I don't think there was really much risk there, and the generation seems to me to have been far too stacked at the front end. Just IMHO of course.

I won't, ever, be buying bitcoins for this and other reasons.



Shame downvoters. Proof-of-stake is bitcoin minus the constantly exponential energy increasing requirement for profitable mining operations.

Ripple has the same advantage, but without the benefit that (ongoing) minting of the coin is actually decentralized. In fact you can't see for sure that there is or isn't ongoing minting with Ripple.


Not a shame: At least so far as has been envisioned proof-of-stake doesn't appear to actually work. The fundamental problem with proof of stake is that there is nothing at stake: Its in your rational best interest to mine all possible subchains that you can mine in, and not only in the single unique chain you believe to be most likely to survive, as is the case for PoW.

PPCoin's security is not provided by proof of stake but by cryptographically signed lockins broadcast to the network by its creator... so you have to trust this anonymous party to behave honestly. It sort of defeats the purpose of having a cryptocurrency.

Ripple is even worse in that regard— an opaque ledger implemented via a closed source system.


I think you are wrong in this.

The source is open, you can build your own chain separate from PPC with the same (or incompatible algorithms), and there is plenty at stake; you might not think your chain will ever be long enough to win, but maybe your transactions need to be private and then there's that at stake.

It is impossible for me to imagine mining all possible subchains that you can mine in; maybe it's because there is no pool I know who supports merged mining in more than just BTC and NameCoin, but I thought there was a technical reason why it wasn't possible (or especially why it was possible specifically for this pair).

You can mine TerraCoin and PPCoin today when you don't need those hashes for BTC, but you can't mine all three at once.

So, how do you propose to mine all possible subchains that you can mine in for the PPC Proof of Stake coin?
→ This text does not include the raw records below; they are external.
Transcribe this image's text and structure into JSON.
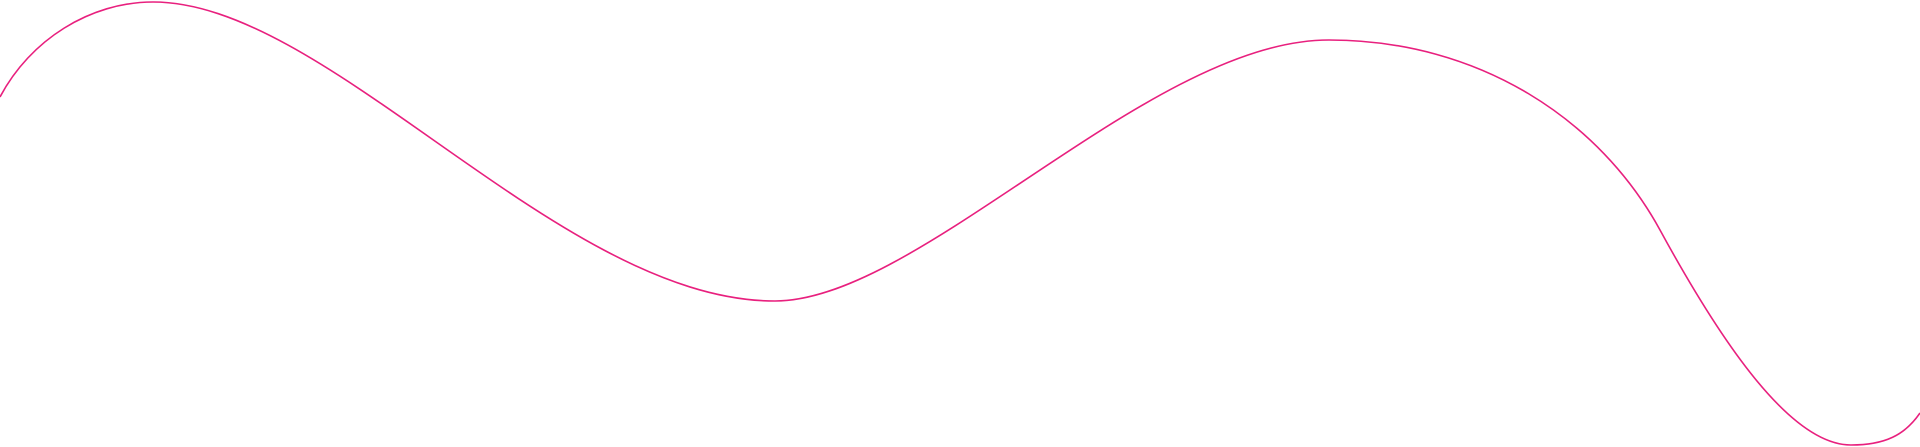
{
  "decoration": {
    "line_color": "#e8207e",
    "background_color": "#ffffff"
  }
}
When the difficulty drops on one chain, it would be to your benefit to mine just that one chain, if you think it will be accepted as the longest chain. Unless you have BTGuild on your side, you don't have much hope of making the longest chain, unless you found a chain that they just forgot.

When I read the CDF graph, I got the impression there is a sweet spot for payouts on chains that behave according to CDF (and because of the nature of "averages" most of us don't have it yet and never will.)
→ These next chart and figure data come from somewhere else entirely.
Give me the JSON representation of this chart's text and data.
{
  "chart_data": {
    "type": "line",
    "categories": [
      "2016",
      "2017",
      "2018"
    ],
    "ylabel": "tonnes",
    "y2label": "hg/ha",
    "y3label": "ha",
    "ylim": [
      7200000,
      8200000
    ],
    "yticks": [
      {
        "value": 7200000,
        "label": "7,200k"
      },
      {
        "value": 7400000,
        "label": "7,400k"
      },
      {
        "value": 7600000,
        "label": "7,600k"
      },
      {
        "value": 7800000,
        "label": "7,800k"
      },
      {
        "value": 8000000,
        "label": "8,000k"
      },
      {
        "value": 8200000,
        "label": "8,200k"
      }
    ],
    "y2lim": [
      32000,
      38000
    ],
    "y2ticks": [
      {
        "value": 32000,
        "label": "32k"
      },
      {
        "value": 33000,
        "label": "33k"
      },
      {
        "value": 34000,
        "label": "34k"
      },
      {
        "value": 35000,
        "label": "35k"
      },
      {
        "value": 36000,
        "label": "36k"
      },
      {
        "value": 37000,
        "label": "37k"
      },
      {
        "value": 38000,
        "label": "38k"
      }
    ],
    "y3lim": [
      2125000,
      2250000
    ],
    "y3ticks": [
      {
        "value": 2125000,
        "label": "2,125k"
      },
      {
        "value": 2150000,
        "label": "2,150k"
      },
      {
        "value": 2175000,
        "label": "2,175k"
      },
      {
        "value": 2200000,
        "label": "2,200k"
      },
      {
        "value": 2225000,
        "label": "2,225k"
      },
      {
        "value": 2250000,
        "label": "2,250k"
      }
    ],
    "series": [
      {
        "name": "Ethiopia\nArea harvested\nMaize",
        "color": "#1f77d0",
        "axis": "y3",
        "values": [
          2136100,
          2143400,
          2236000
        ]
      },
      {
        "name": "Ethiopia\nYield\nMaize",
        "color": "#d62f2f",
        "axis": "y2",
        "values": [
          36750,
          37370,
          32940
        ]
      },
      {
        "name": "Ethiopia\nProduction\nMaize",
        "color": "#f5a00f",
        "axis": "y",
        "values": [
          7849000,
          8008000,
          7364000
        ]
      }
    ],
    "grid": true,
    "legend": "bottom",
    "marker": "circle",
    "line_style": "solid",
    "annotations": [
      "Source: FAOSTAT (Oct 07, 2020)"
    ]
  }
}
You sound like a person who knows, so I hope you'll tell me more, since I'm interested in Proof-of-Work as it applies to PPCoin. I like the PPCoin website and if that's any indicator, I think that some people will pick PPCoin over Bitcoin without any technical expertise even if it only "seems fairer".

So, will you tell me more of what you know?


Altruism and defaults are powerful things. In fact, they're the only thing enforcing rules about "nonstandard transactions", without which the blockchain would have been DDoSed all the way to a terabyte by now.

And the checkpointing system is a backup measure used to maintain stability because PPCoin is still small; it is not intended to be the primary mechanism holding it up. If you want to see an altcoin without checkpoints, look at any of the ones that got killed by a 51% attack.


All Ripples were pre-minted and in control of the founders. They've only released a very limited supply of them.


That I agree with; it's really the main thing I have against Ripple.